On se souvient (en tout cas, on devrait) que la droite avait, en commission des finances du Grand Conseil, décidé de proposer un budget cantonal taillant dans les dépenses culturelles (avant de proposer en plénière du parlement un budget taillant dans toutes les autres dépenses, indistinctement, de 2 %). Le PS avait alors lancé une pétition dénonçant l'offensive contre les dépenses culturelles -une offensive qui rappelait furieusement celle tentée par la droite municipale il y a deux ans, et qui avait fait long feu grâce à la mobilisation des milieux culturels et artistiques. Or voilà que le RAAC (Rassemblement des acteurs culturels genevois) adresse à ses membres un message renvoyant dos à dos « la gauche et la droite (reparties) dans leurs éternelles luttes idéologiques ». Comme si les positions de l'une et celles de l'autre étaient équivalentes, comme si il n'y avait pas d'un côté des forces qui défendent les allocations publiques à la culture et de l'autre des forces qui veulent les réduire, voire, dans certains cas, les supprimer totalement. Bref, de la part du RAAC, du pur « ni à gauche, ni à droite ». Comme veut le faire accroire le MCG (très, très à droite, dans cette histoire budgétaire). Choisir entre être un lobby courtisan du gouvernement et un mouvement social de revendication, on sait, c'est dur. Mais apparemment,. le RAAC a choisi. Le lobby, et la Cour. Le côté cour, donc.

mardi 2 avril 2013

Rénovation et extension du Musée d'Art et d'Histoire de Genève : Dissocier ou couler ?

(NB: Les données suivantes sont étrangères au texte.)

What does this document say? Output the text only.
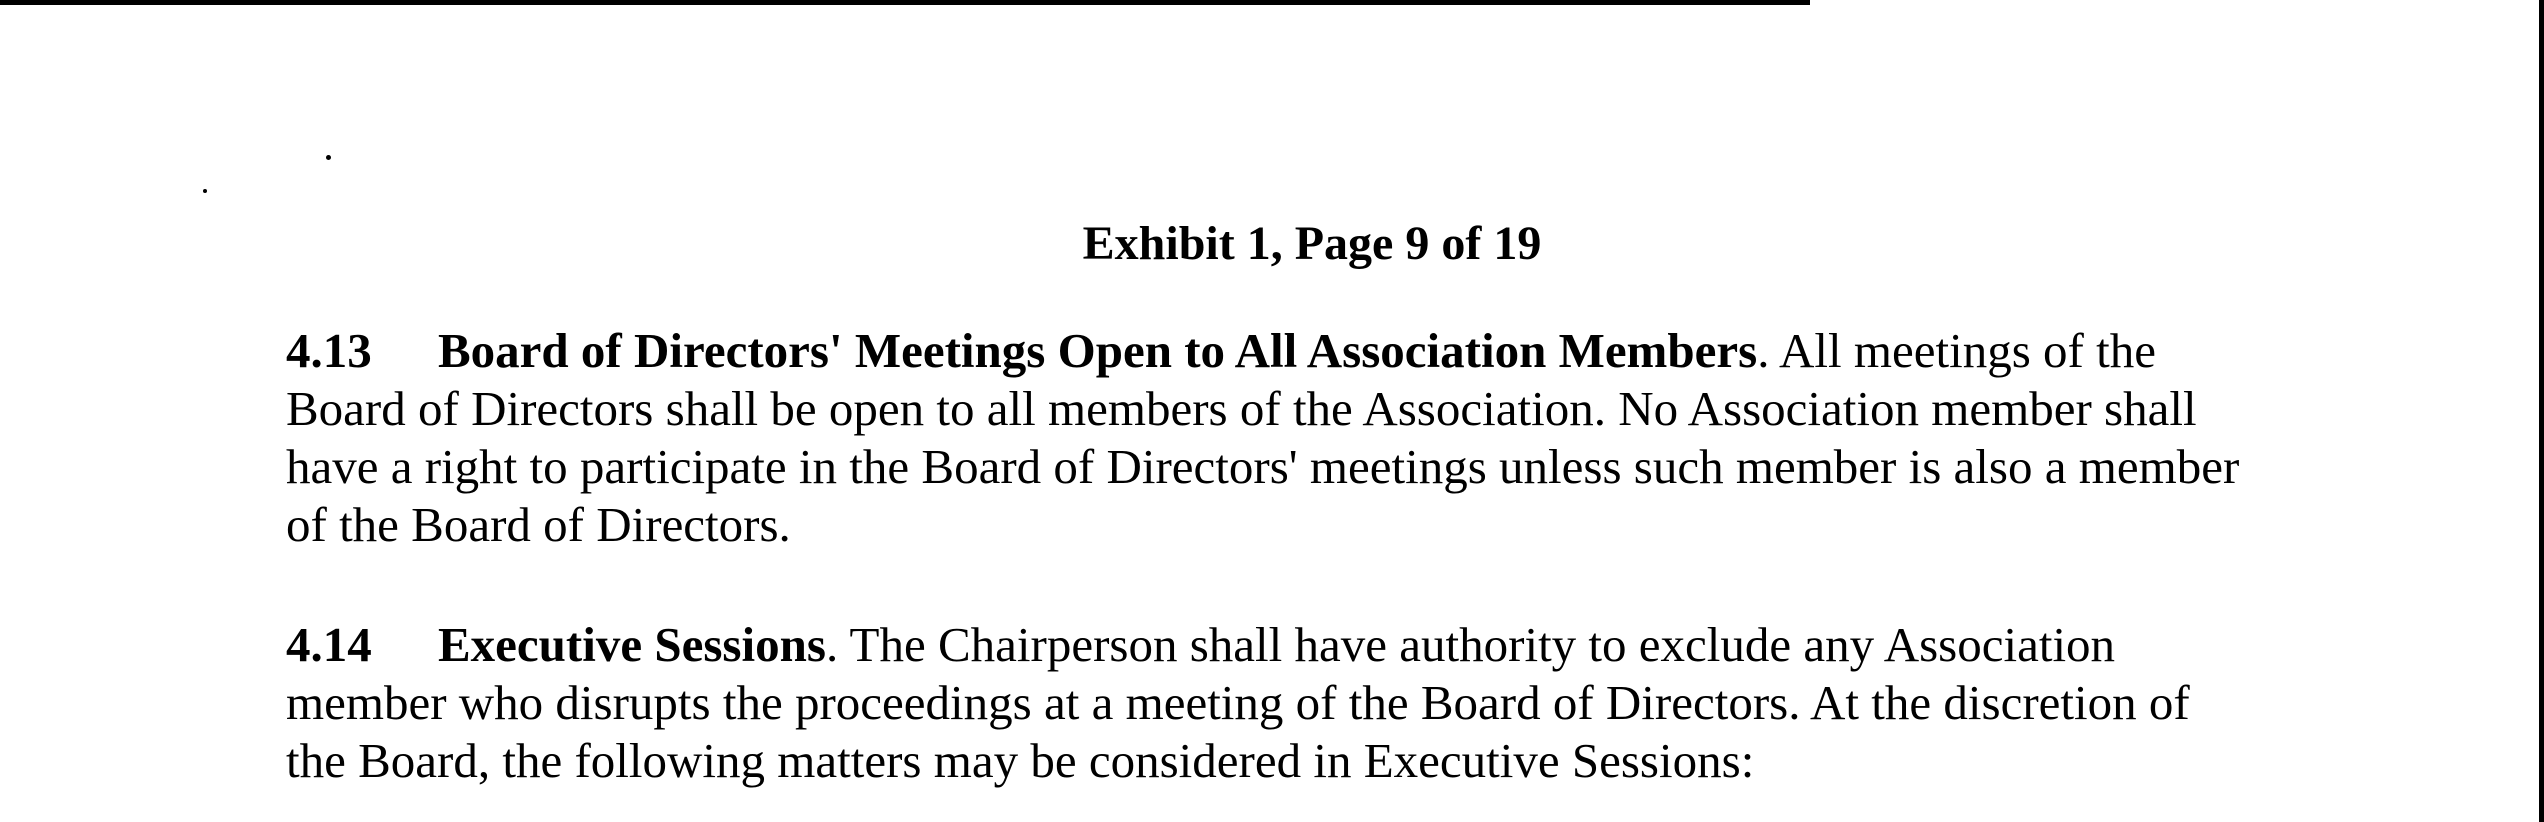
Exhibit 1, Page 9 of 19

4.13 Board of Directors' Meetings Open to All Association Members. All meetings of the Board of Directors shall be open to all members of the Association. No Association member shall have a right to participate in the Board of Directors' meetings unless such member is also a member of the Board of Directors.

4.14 Executive Sessions. The Chairperson shall have authority to exclude any Association member who disrupts the proceedings at a meeting of the Board of Directors. At the discretion of the Board, the following matters may be considered in Executive Sessions:
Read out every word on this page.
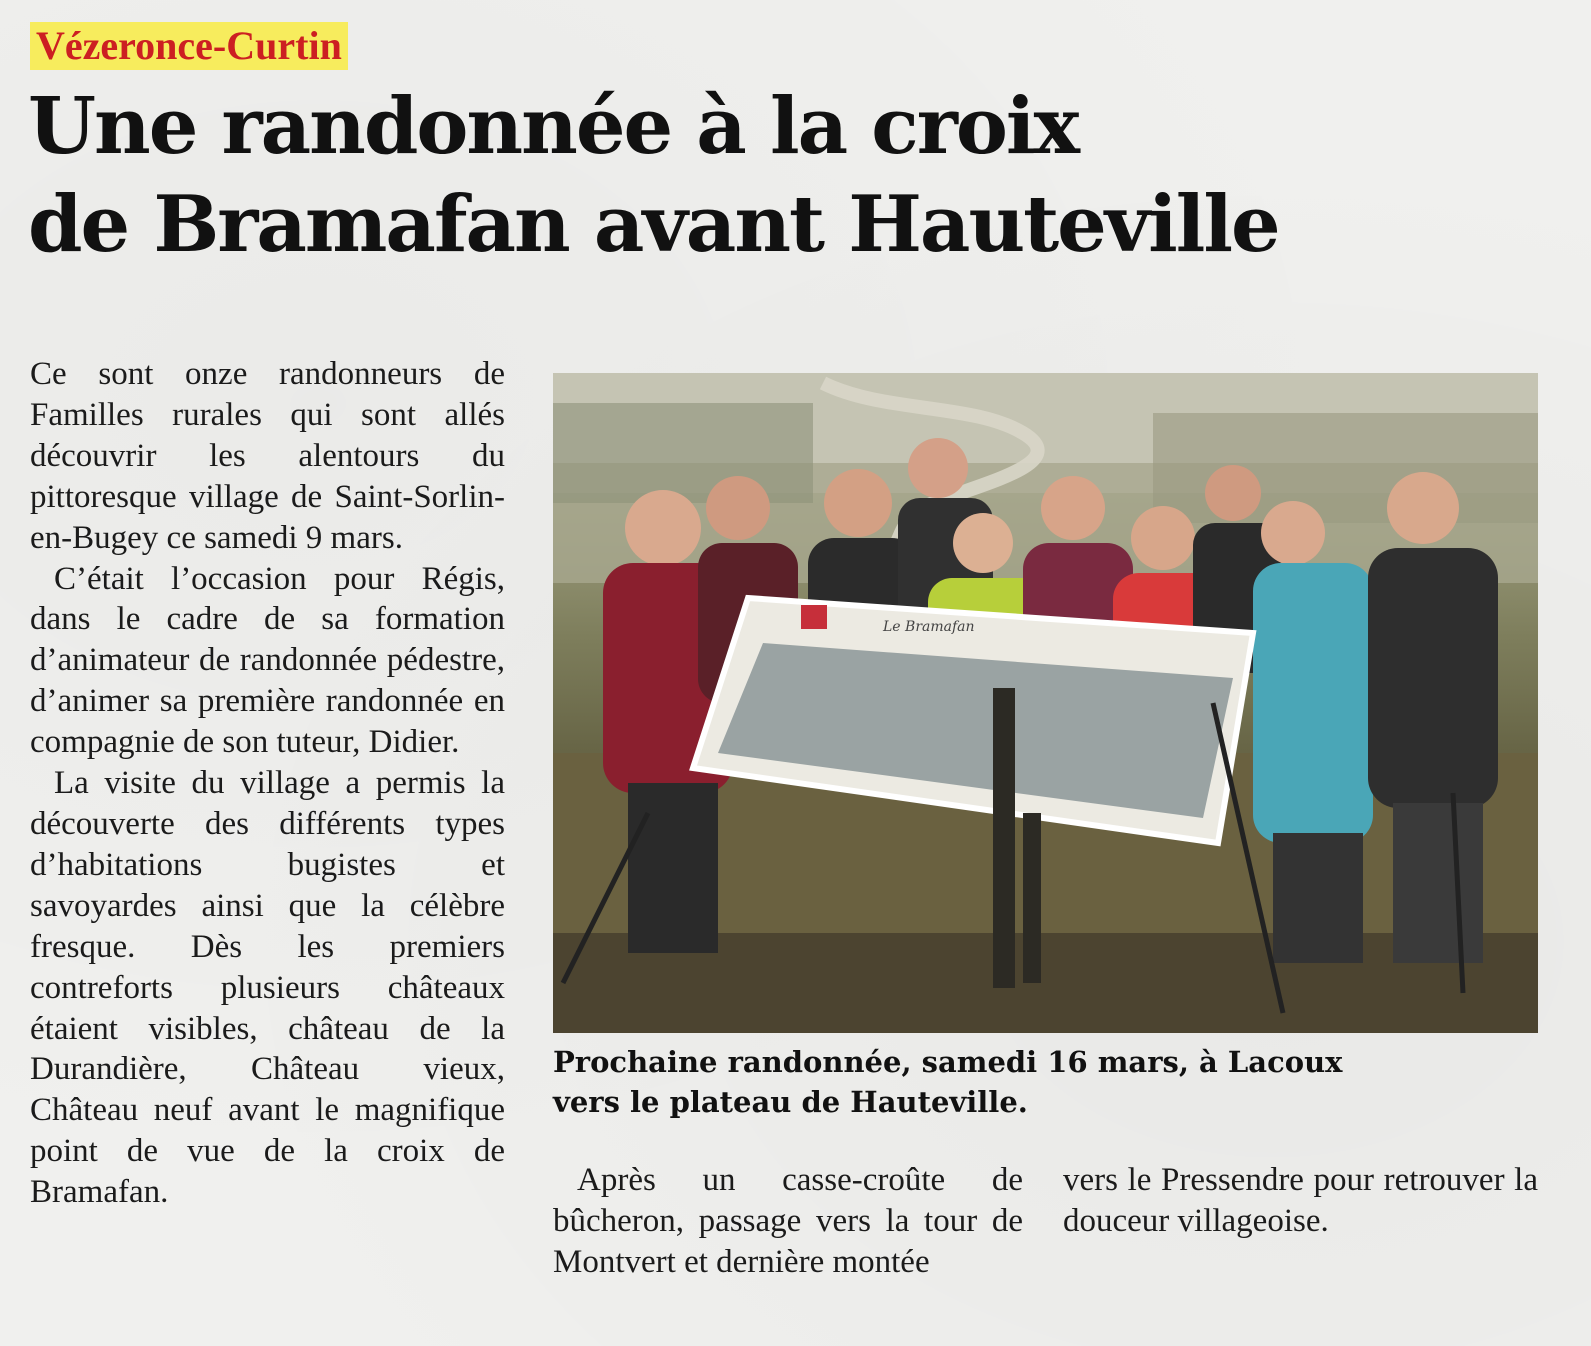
Vézeronce-Curtin
Une randonnée à la croix
de Bramafan avant Hauteville

Ce sont onze randonneurs de Familles rurales qui sont allés découvrir les alentours du pittoresque village de Saint-Sorlin-en-Bugey ce samedi 9 mars.

C’était l’occasion pour Régis, dans le cadre de sa formation d’animateur de randonnée pédestre, d’animer sa première randonnée en compagnie de son tuteur, Didier.

La visite du village a permis la découverte des différents types d’habitations bugistes et savoyardes ainsi que la célèbre fresque. Dès les premiers contreforts plusieurs châteaux étaient visibles, château de la Durandière, Château vieux, Château neuf avant le magnifique point de vue de la croix de Bramafan.

Le Bramafan
Prochaine randonnée, samedi 16 mars, à Lacoux
vers le plateau de Hauteville.

Après un casse-croûte de bûcheron, passage vers la tour de Montvert et dernière montée

vers le Pressendre pour retrouver la douceur villageoise.
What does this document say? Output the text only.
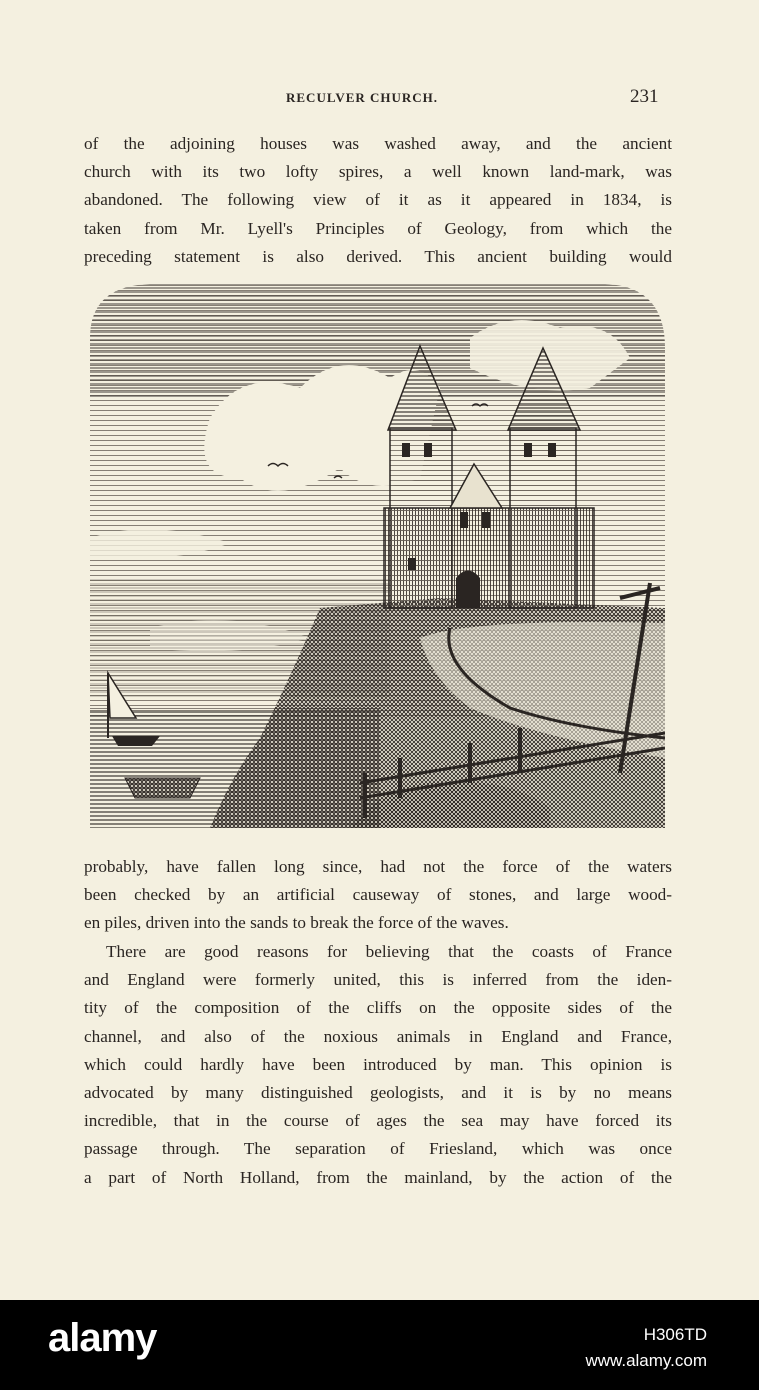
RECULVER CHURCH.	231
of the adjoining houses was washed away, and the ancient
church with its two lofty spires, a well known land-mark, was
abandoned. The following view of it as it appeared in 1834, is
taken from Mr. Lyell's Principles of Geology, from which the
preceding statement is also derived. This ancient building would
probably, have fallen long since, had not the force of the waters
been checked by an artificial causeway of stones, and large wood-
en piles, driven into the sands to break the force of the waves.
There are good reasons for believing that the coasts of France
and England were formerly united, this is inferred from the iden-
tity of the composition of the cliffs on the opposite sides of the
channel, and also of the noxious animals in England and France,
which could hardly have been introduced by man. This opinion is
advocated by many distinguished geologists, and it is by no means
incredible, that in the course of ages the sea may have forced its
passage through. The separation of Friesland, which was once
a part of North Holland, from the mainland, by the action of the
alamy	H306TD
www.alamy.com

Le projet « Nouvel » de rénovation du Musée d'Art et d'Histoire de Genève s'est pris une nouvelle rafale de plombs dans l'aile, lors même que le Conseil Administratif en avait proposé une mouture remodelée, atténuant l'impact du projet initial pour désarmer les oppositions et éviter le référendum, et que l'on croyait ce nouveau projet acceptable par (presque) tous. Las ! Patrimoine Suisse reste opposée au projet, y compris dans sa nouvelle version, parce qu'opposée à tout comblement, total ou partiel, de la cour du bâtiment historique.  L'autre association de défense du patrimoine, Action Patrimoine Vivant, s'oppose à l'installation de mezzanines aux étages supérieurs. Bref, on s'achemine tout droit vers une impasse référendaire. Or comme la rénovation du musée est urgente (il n'a pas été rénové depuis plus d'un siècle, et commence à tomber en morceaux sur les visiteurs), mais que cette rénovation est liée, dans un « paquet ficelé », avec son extension c'est la rénovation qui risque de couler avec le projet « Nouvel »...

L'indispensable et l'utile sont en bateau... et ça tangue... qui va tomber à l'eau ?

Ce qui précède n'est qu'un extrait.